= 1900 Brixton by-election =

UK Parliamentary by-election

The 1900 Brixton by-election was a Parliamentary by-election held on 20 March 1900. The constituency returned one Member of Parliament (MP) to the House of Commons of the United Kingdom, elected by the first past the post voting system.

The seat had become vacant following the resignation of the incumbent Conservative MP, Evelyn Hubbard on the advice of his doctors. Hubbard vacated his Parliamentary seat by being appointed Steward of the Chiltern Hundreds on 14 March 1900. Hubbard had been Member of Parliament for the constituency since the 1896 Brixton by-election.

==Candidates==
The Conservative candidate was Sir Robert Mowbray, Bt. Mowbray had been Member of Parliament for Prestwich from 1886 to 1895. Mowbray had been a member of the Royal Commission on Indian Expenditure in 1896. He also served as Prime Warden of the Goldsmiths' Company in 1898–99.

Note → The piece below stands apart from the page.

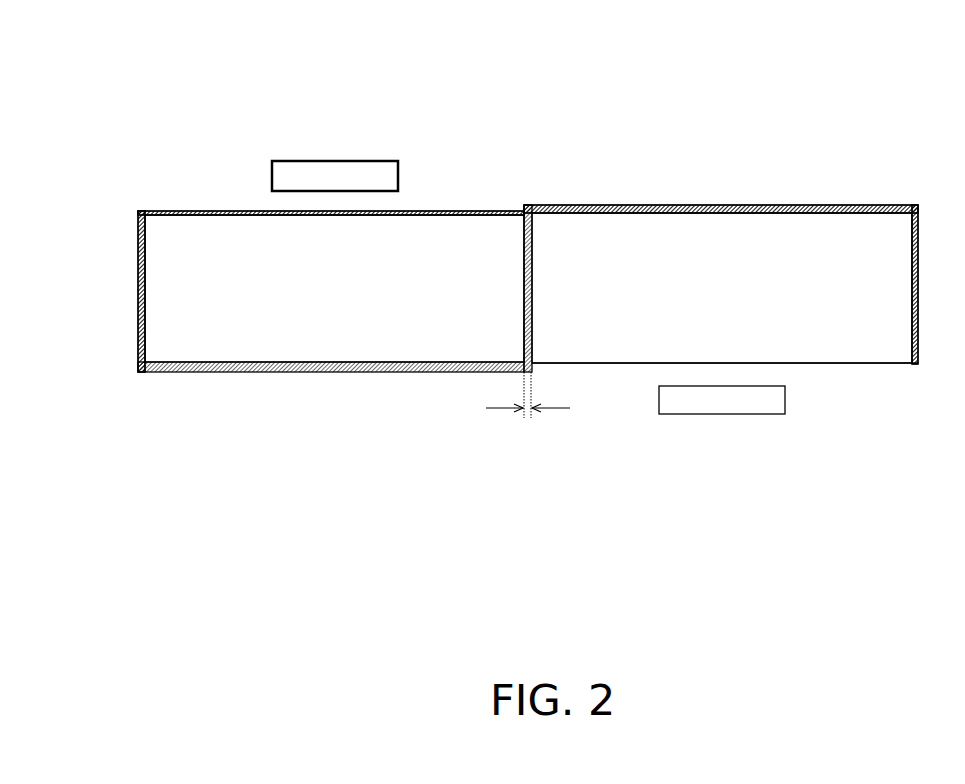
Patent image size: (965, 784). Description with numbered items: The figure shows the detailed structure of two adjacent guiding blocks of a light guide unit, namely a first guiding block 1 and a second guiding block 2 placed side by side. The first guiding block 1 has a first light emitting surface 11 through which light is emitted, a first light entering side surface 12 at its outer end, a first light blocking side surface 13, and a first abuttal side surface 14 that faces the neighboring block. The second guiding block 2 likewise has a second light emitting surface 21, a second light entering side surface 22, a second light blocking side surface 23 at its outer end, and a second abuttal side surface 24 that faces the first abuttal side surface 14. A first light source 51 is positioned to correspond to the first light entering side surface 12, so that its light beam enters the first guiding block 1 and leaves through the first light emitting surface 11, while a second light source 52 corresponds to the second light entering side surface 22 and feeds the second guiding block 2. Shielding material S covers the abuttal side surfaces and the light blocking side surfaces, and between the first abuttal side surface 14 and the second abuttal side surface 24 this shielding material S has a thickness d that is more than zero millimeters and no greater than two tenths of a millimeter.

The Liberal Party decided not to contest the election, citing the nearness of the upcoming general election.

==Result==
The date for nominations was set for Tuesday 20 March and polling day for Friday 23 March. As only one candidate was nominated, there was no poll.

1900 Brixton by-election
| Party |  | Candidate | Votes | % | ±% |
|---|---|---|---|---|---|
|  | Conservative | Robert Mowbray | Unopposed |  |  |
| Registered electors |  |  | 10,666 |  |  |
|  | Conservative hold |  |  |  |  |

==Aftermath==
William Kidson, the Conservative Party election agent, died on Saturday 24 March of pneumonia. He was a Freemason.